GR L 22337; (June, 1969) (Digest)
G.R. No. L-22337 June 14, 1969
PHILIPPINE TOBACCO FLUE-CURING AND REDRYING CORPORATION, petitioner, vs. THE COMMISSIONER OF INTERNAL REVENUE, respondent, C. NOLI ARAGON, intervenor.
FACTS
The petitioner, Philippine Tobacco Flue-Curing and Redrying Corporation (PTFRC), a domestic corporation, applied for and was granted a special barter permit (No. BT-1830) by the No-Dollar Import Office under Republic Act No. 1410 . The permit, issued by virtue of a Presidential directive, authorized PTFRC to export locally grown sun-dried Virginia leaf tobacco and, in barter, to import approximately 10 million pounds of U.S. Virginia leaf tobacco, which was otherwise banned by Central Bank regulations.

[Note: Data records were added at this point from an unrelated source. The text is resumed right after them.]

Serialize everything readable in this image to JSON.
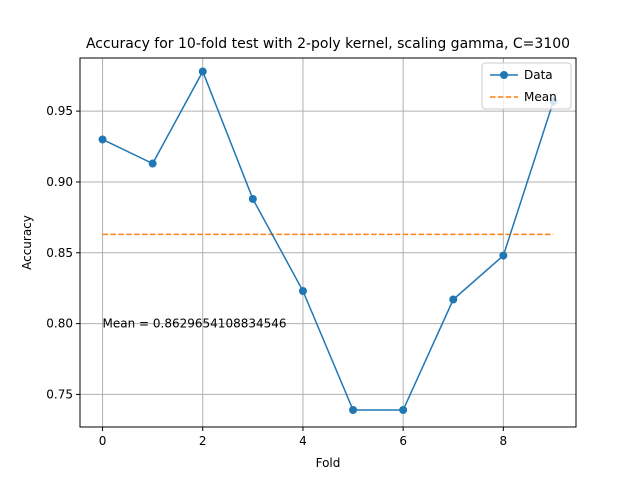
{
  "chart_data": {
    "type": "line",
    "title": "Accuracy for 10-fold test with 2-poly kernel, scaling gamma, C=3100",
    "xlabel": "Fold",
    "ylabel": "Accuracy",
    "x": [
      0,
      1,
      2,
      3,
      4,
      5,
      6,
      7,
      8,
      9
    ],
    "xlim": [
      -0.45,
      9.45
    ],
    "ylim": [
      0.727,
      0.9875
    ],
    "xticks": [
      0,
      2,
      4,
      6,
      8
    ],
    "xtick_labels": [
      "0",
      "2",
      "4",
      "6",
      "8"
    ],
    "yticks": [
      0.75,
      0.8,
      0.85,
      0.9,
      0.95
    ],
    "ytick_labels": [
      "0.75",
      "0.80",
      "0.85",
      "0.90",
      "0.95"
    ],
    "grid": true,
    "legend_position": "top-right",
    "series": [
      {
        "name": "Data",
        "color": "#1f77b4",
        "style": "solid-line-with-circle-markers",
        "values": [
          0.93,
          0.913,
          0.978,
          0.888,
          0.823,
          0.739,
          0.739,
          0.817,
          0.848,
          0.957
        ]
      },
      {
        "name": "Mean",
        "color": "#ff7f0e",
        "style": "dashed-line",
        "values": [
          0.8629654108834546,
          0.8629654108834546,
          0.8629654108834546,
          0.8629654108834546,
          0.8629654108834546,
          0.8629654108834546,
          0.8629654108834546,
          0.8629654108834546,
          0.8629654108834546,
          0.8629654108834546
        ]
      }
    ],
    "annotation": {
      "text": "Mean = 0.8629654108834546",
      "x": 0,
      "y": 0.8
    }
  }
}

The permit contained explicit conditions, including that it “cannot be transferred, assigned or negotiated” and that the imported tobacco be allocated to local cigarette factories. Pursuant to the permit, PTFRC received the imported tobacco, consigned to it. Before the tobacco was released from Customs custody, PTFRC endorsed the bills of lading in blank to various local cigarette manufacturers. These manufacturers then obtained release of the tobacco from Customs without payment of advance sales tax, based on the endorsed documents and their contracts of sale with PTFRC. The Commissioner of Internal Revenue subsequently assessed PTFRC for advance sales tax on the importation. PTFRC contested the assessment, but the Court of Tax Appeals affirmed it.
ISSUE
Whether the Philippine Tobacco Flue-Curing and Redrying Corporation (PTFRC) is liable for the payment of advance sales tax on the imported U.S. Virginia leaf tobacco, notwithstanding its endorsement of the bills of lading to local cigarette manufacturers prior to the release of the goods from Customs custody.
RULING
Yes, the petitioner is liable. The Supreme Court affirmed the decision of the Court of Tax Appeals. The Court held that PTFRC remained the importer of the tobacco for tax purposes. The barter permit was expressly granted to PTFRC and was non-transferable. The condition that the permit “cannot be transferred, assigned or negotiated” was intended to ensure PTFRC retained its character as the importer. The subsequent allocation or sale of the tobacco to local cigarette manufacturers did not shift the importer status, as this was part of the transaction contemplated by the permit. The Court rejected PTFRC’s argument that the endorsement of bills of lading made the manufacturers the importers, viewing it as a device to evade the payment of the advance sales tax. The Government, in granting the permit to overcome a Central Bank ban, did not intend to also exempt PTFRC from the tax liability ordinarily attached to importation. Therefore, PTFRC, as the permit holder and importer of record, was correctly assessed for the advance sales tax.